June 18, 2026, (Inside AI) — A new study shows that an AI reasoning model helped physicians diagnose rare genetic diseases in 18 previously unsolved cases, adding a 4.8% diagnostic yield after years of expert analysis failed. Researchers from Boston Children's Hospital, Harvard University, and OpenAI used the OpenAI o3 Deep Research model to reanalyze de-identified data from 376 cases, surfacing evidence-linked hypotheses for clinicians to review.
The findings, published today in NEJM AI, demonstrate how AI can help experts generate leads when revisiting difficult cases, not by diagnosing patients but by connecting scattered clues across genomes, clinical records, and scientific literature. Every diagnosis was made by qualified physicians following standard confirmation processes.
Why Old Data Hides New Answers
Rare-disease diagnosis is a moving target. A patient's genome may stay static, but knowledge around it evolves: new gene-disease links emerge, variants get reclassified, and case reports accumulate. This creates a maintenance backlog, as institutions must periodically reanalyze old genomes against fresh evidence.
In this study, the AI acted as an explanation-first reasoning layer atop existing genomic pipelines. It was tasked with connecting clinical features, inheritance patterns, variant evidence, and literature into justifications a human reviewer could interrogate. For each case, researchers assembled de-identified packets with standardized phenotype terms, variant tables, and metadata.
The model proposed plausible molecular explanations and showed its work. At least two experts then reviewed each candidate using the ACMG/AMP framework. A finding counted as a diagnosis only after expert consensus, pathogenic classification, lab confirmation, and return of results to the family.
Testing the Workflow on Known Cases
Before tackling unsolved cases, the team refined the workflow on cases with established diagnoses. The model recovered the correct gene and variant in duplicate runs for 48 of 51 varied rare conditions. In 57 neuromuscular cases, it succeeded in 45. For 15 long-read genome cases, it named the correct gene in all and both disease-causing alleles in 12.
Model confidence scores tracked with accuracy: a mean minimum of 85.6 for consistent correct calls versus 42.1 for incorrect ones. These scores were not calibrated probabilities but helped experts prioritize candidates.
Surfacing Hidden Diagnoses
Applied to four unsolved cohorts—neurodevelopmental, neuromuscular, early psychosis, and sudden pediatric death—the workflow yielded 18 diagnoses. Seven were rediscoveries, where known pathogenic variants had been missed due to fragmented records. This highlights the operational challenge of synthesizing data across silos.
In one early-psychosis case, the model inferred a structural variant not in the input data. It connected low-quality calls on chromosome 22 with cardiac, immune, and psychiatric features, hypothesizing a 22q11.2 deletion linked to DiGeorge syndrome. Follow-up sequencing confirmed it.

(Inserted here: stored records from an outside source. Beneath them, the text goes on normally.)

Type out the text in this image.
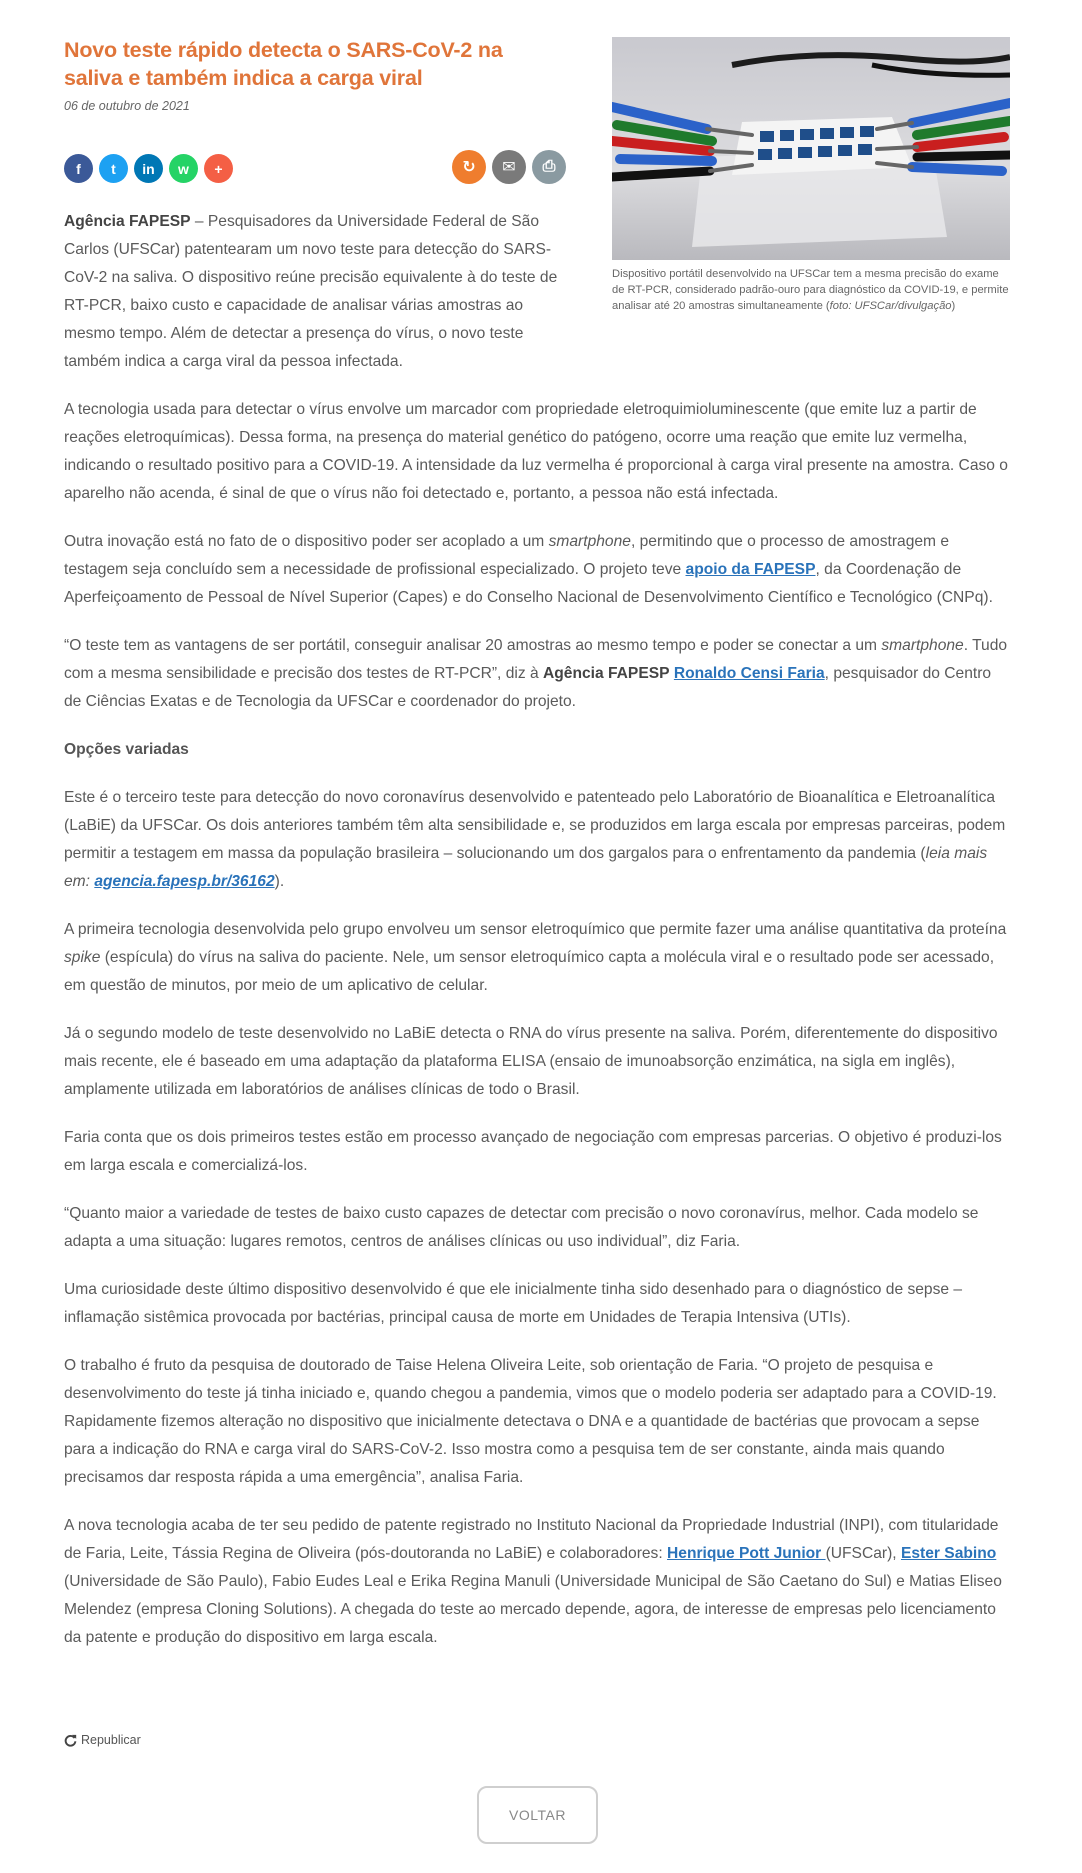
Novo teste rápido detecta o SARS-CoV-2 na saliva e também indica a carga viral
06 de outubro de 2021
f	t	in	w	+	↻	✉	⎙
Dispositivo portátil desenvolvido na UFSCar tem a mesma precisão do exame de RT-PCR, considerado padrão-ouro para diagnóstico da COVID-19, e permite analisar até 20 amostras simultaneamente (foto: UFSCar/divulgação)

Agência FAPESP – Pesquisadores da Universidade Federal de São Carlos (UFSCar) patentearam um novo teste para detecção do SARS-CoV-2 na saliva. O dispositivo reúne precisão equivalente à do teste de RT-PCR, baixo custo e capacidade de analisar várias amostras ao mesmo tempo. Além de detectar a presença do vírus, o novo teste também indica a carga viral da pessoa infectada.

A tecnologia usada para detectar o vírus envolve um marcador com propriedade eletroquimioluminescente (que emite luz a partir de reações eletroquímicas). Dessa forma, na presença do material genético do patógeno, ocorre uma reação que emite luz vermelha, indicando o resultado positivo para a COVID-19. A intensidade da luz vermelha é proporcional à carga viral presente na amostra. Caso o aparelho não acenda, é sinal de que o vírus não foi detectado e, portanto, a pessoa não está infectada.

Outra inovação está no fato de o dispositivo poder ser acoplado a um smartphone, permitindo que o processo de amostragem e testagem seja concluído sem a necessidade de profissional especializado. O projeto teve apoio da FAPESP, da Coordenação de Aperfeiçoamento de Pessoal de Nível Superior (Capes) e do Conselho Nacional de Desenvolvimento Científico e Tecnológico (CNPq).

“O teste tem as vantagens de ser portátil, conseguir analisar 20 amostras ao mesmo tempo e poder se conectar a um smartphone. Tudo com a mesma sensibilidade e precisão dos testes de RT-PCR”, diz à Agência FAPESP Ronaldo Censi Faria, pesquisador do Centro de Ciências Exatas e de Tecnologia da UFSCar e coordenador do projeto.

Opções variadas

Este é o terceiro teste para detecção do novo coronavírus desenvolvido e patenteado pelo Laboratório de Bioanalítica e Eletroanalítica (LaBiE) da UFSCar. Os dois anteriores também têm alta sensibilidade e, se produzidos em larga escala por empresas parceiras, podem permitir a testagem em massa da população brasileira – solucionando um dos gargalos para o enfrentamento da pandemia (leia mais em: agencia.fapesp.br/36162).

A primeira tecnologia desenvolvida pelo grupo envolveu um sensor eletroquímico que permite fazer uma análise quantitativa da proteína spike (espícula) do vírus na saliva do paciente. Nele, um sensor eletroquímico capta a molécula viral e o resultado pode ser acessado, em questão de minutos, por meio de um aplicativo de celular.

Já o segundo modelo de teste desenvolvido no LaBiE detecta o RNA do vírus presente na saliva. Porém, diferentemente do dispositivo mais recente, ele é baseado em uma adaptação da plataforma ELISA (ensaio de imunoabsorção enzimática, na sigla em inglês), amplamente utilizada em laboratórios de análises clínicas de todo o Brasil.

Faria conta que os dois primeiros testes estão em processo avançado de negociação com empresas parcerias. O objetivo é produzi-los em larga escala e comercializá-los.

“Quanto maior a variedade de testes de baixo custo capazes de detectar com precisão o novo coronavírus, melhor. Cada modelo se adapta a uma situação: lugares remotos, centros de análises clínicas ou uso individual”, diz Faria.

Uma curiosidade deste último dispositivo desenvolvido é que ele inicialmente tinha sido desenhado para o diagnóstico de sepse – inflamação sistêmica provocada por bactérias, principal causa de morte em Unidades de Terapia Intensiva (UTIs).

O trabalho é fruto da pesquisa de doutorado de Taise Helena Oliveira Leite, sob orientação de Faria. “O projeto de pesquisa e desenvolvimento do teste já tinha iniciado e, quando chegou a pandemia, vimos que o modelo poderia ser adaptado para a COVID-19. Rapidamente fizemos alteração no dispositivo que inicialmente detectava o DNA e a quantidade de bactérias que provocam a sepse para a indicação do RNA e carga viral do SARS-CoV-2. Isso mostra como a pesquisa tem de ser constante, ainda mais quando precisamos dar resposta rápida a uma emergência”, analisa Faria.

A nova tecnologia acaba de ter seu pedido de patente registrado no Instituto Nacional da Propriedade Industrial (INPI), com titularidade de Faria, Leite, Tássia Regina de Oliveira (pós-doutoranda no LaBiE) e colaboradores: Henrique Pott Junior (UFSCar), Ester Sabino (Universidade de São Paulo), Fabio Eudes Leal e Erika Regina Manuli (Universidade Municipal de São Caetano do Sul) e Matias Eliseo Melendez (empresa Cloning Solutions). A chegada do teste ao mercado depende, agora, de interesse de empresas pelo licenciamento da patente e produção do dispositivo em larga escala.

Republicar
VOLTAR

Sometimes the model surfaced two genes better explaining complex presentations, such as LAMA2 and FOXP1 in one case, or a digenic explanation involving TTN and SRPK3 in another.
From Scattered Clues to Testable Hypotheses
The model also identified a possible novel mechanism for vitiligo. In a neurodevelopmental case, it highlighted an 11-amino-acid deletion in S1PR1, a receptor involved in immune cell movement. It integrated evidence suggesting the deletion could alter signaling, reducing pigment production while helping immune cells persist in skin.
This proposed S1PR1-vitiligo link requires experimental validation but shows AI's power to translate scattered findings into concrete hypotheses. The team also saw possible phenotype expansion: damaging variants in HSPB8 and CDK13 didn't perfectly match known disorders, hinting at broader clinical spectra.
Limits and Next Steps
The study was retrospective, cohorts were heterogeneous, and reviewers weren't blinded to model confidence. Researchers didn't measure time saved, cost, or false-positive workload. The model didn't systematically evaluate structural variants, repeat expansions, or mosaicism.
Every result passed through human adjudication. The model widened the search and focused expert analysis; it didn't decide what to return to families. Broader deployment will need privacy, security, and regulatory safeguards.
Prospective studies should compare AI-assisted reanalysis with standard practice on diagnostic yield, time, effort, and cost. Newer models like GPT‑Rosalind may offer deeper life-sciences capabilities but require separate evaluation.
The Manton Center will lead next-stage work through an OpenAI Foundation grant, aiming to build a platform-agnostic, low-cost genetics AI copilot. The long-term promise is not AI replacing diagnosis, but helping specialists identify evidence worth investigating—so unanswered questions don't stay that way forever.